US House of Representatives votes to take action against forced labour in cotton supply chains

The US House of Representatives voted overwhelmingly today to take comprehensive action against the import of apparel and other goods from the Xinjiang Uygur Autonomous Region (Uyghur Region).

The Uyghur Forced Labor Prevention Act (H. R. 6210) establishes the legal presumption that any product arriving at US ports that was manufactured in the Uyghur Region, or contains inputs from the region, was made using forced labour. Unless the corporation importing the product can prove there was no forced labour used in its production, the importation of the product is considered illegal and the product is barred from entering the US.
 
The bill must still pass the US Senate, but this is a huge step.
 
The House has recognized that forced labour is ubiquitous in the Uyghur Region and that the climate of political repression makes it impossible to do the kind of labour inspections that would allow brands and retailers to ensure that any farm or factory is free of forced labour. Given this reality, the only way brands and retailers can keep forced labour out of their supply chains and out of goods they import into the US is to extricate their supply chains from the Uyghur Region.
 
The US House’s action sends a powerful message to apparel brands and retailers, and other corporations selling goods in the US, that complicity in forced labor in the Uyghur Region will no longer be tolerated.
 
The House was forced to act because brands and retailers have failed to do so thus far.

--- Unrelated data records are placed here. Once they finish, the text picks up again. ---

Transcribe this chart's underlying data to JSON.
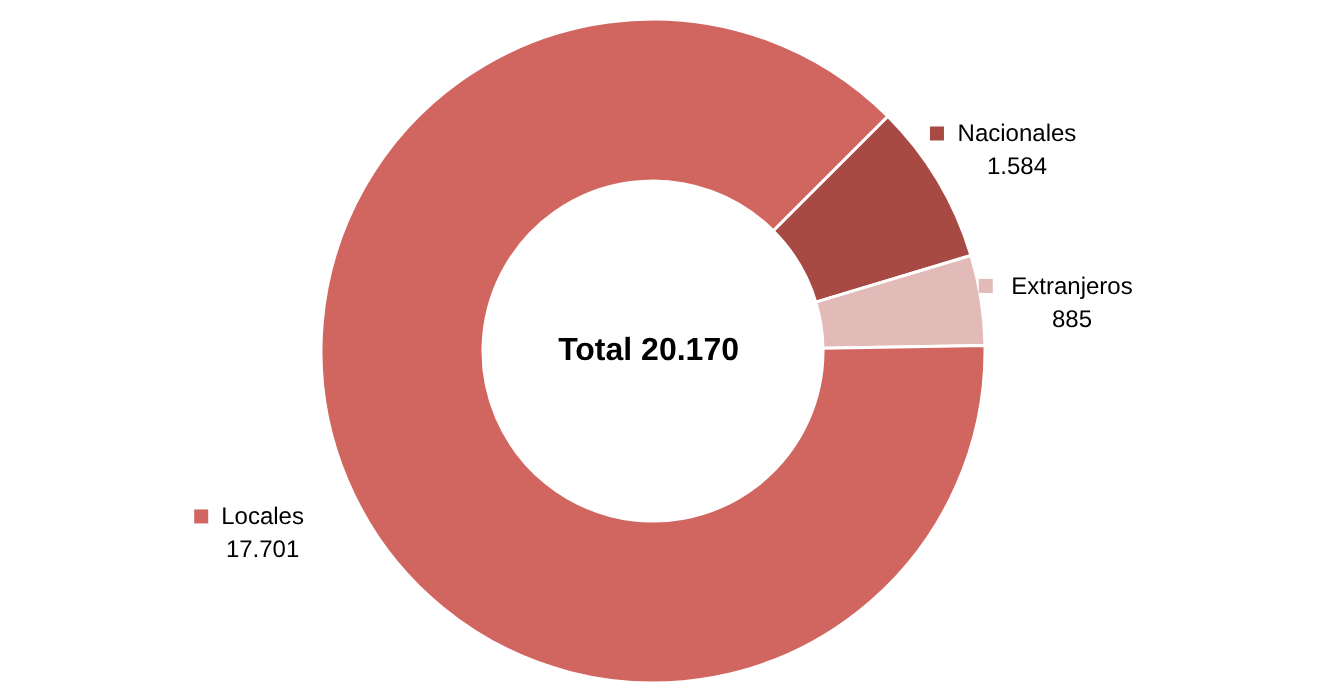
{
  "chart_data": {
    "type": "donut",
    "categories": [
      "Nacionales",
      "Extranjeros",
      "Locales"
    ],
    "values": [
      1584,
      885,
      17701
    ],
    "colors": [
      "#a84a44",
      "#e2bab7",
      "#d0665f"
    ],
    "value_labels": [
      "1.584",
      "885",
      "17.701"
    ],
    "annotations": [
      "Total  20.170"
    ],
    "legend": "right"
  }
}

It is already illegal to import forced labour-made goods into the US. Despite this, brands and retailers, particularly in the apparel sector, have continued to source from the Uyghur Region, resulting in billions of dollars in forced labour-made apparel and other goods being imported into the US and sold to consumers.

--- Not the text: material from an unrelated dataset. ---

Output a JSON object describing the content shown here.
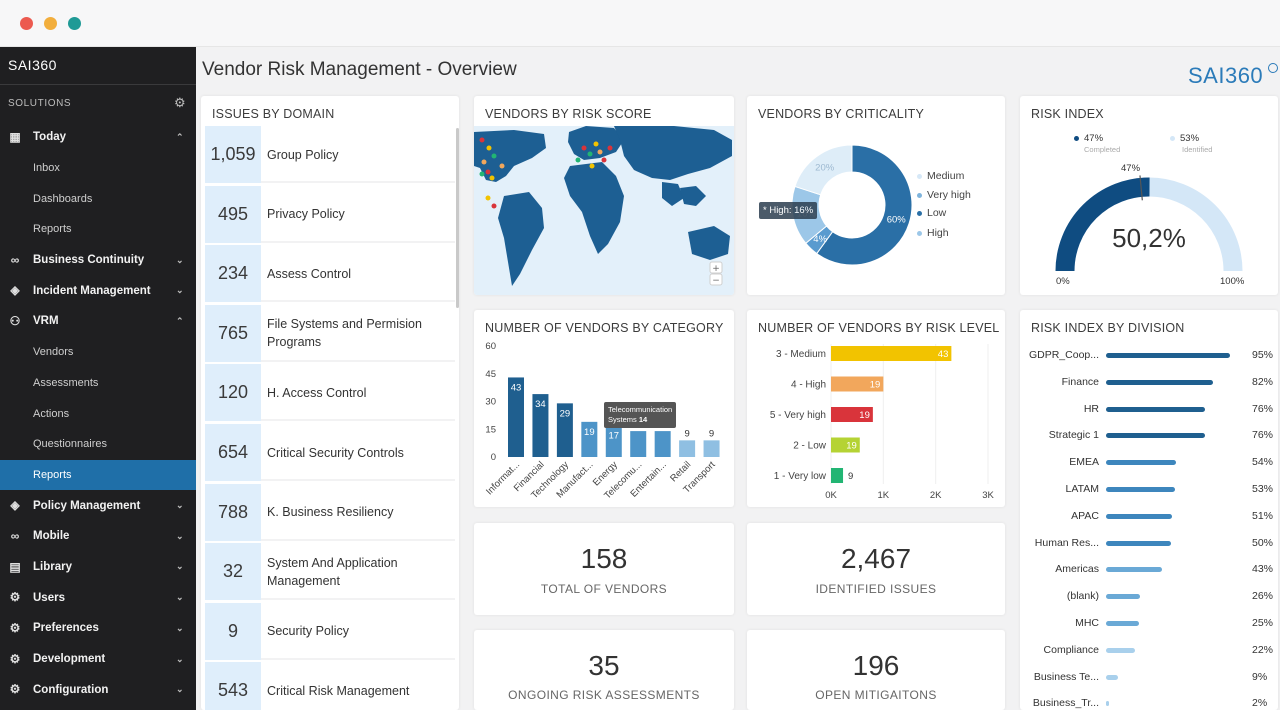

The Uyghur Region is the source of 20 percent of global cotton output, which means that roughly one in five cotton garments entering the US contains cotton from the region and may be tainted by forced labour.
 
Apparel brands and retailers should now see the writing on the wall: business as usual in the Uygur Region is no longer possible.
 
Brands and retailers that want to obey the law, and end their complicity in forced labour, must plan and execute a swift exit from the Uyghur Region – before the US government forces them to do so.
 
This is why the Coalition to End Forced Labor in the Uyghur Region has issued a Call to Action, endorsed by over 280 human rights, labour rights, and Uyghur organizations from three dozen countries, asking brands and retailers to make concrete, public commitments to exit the region.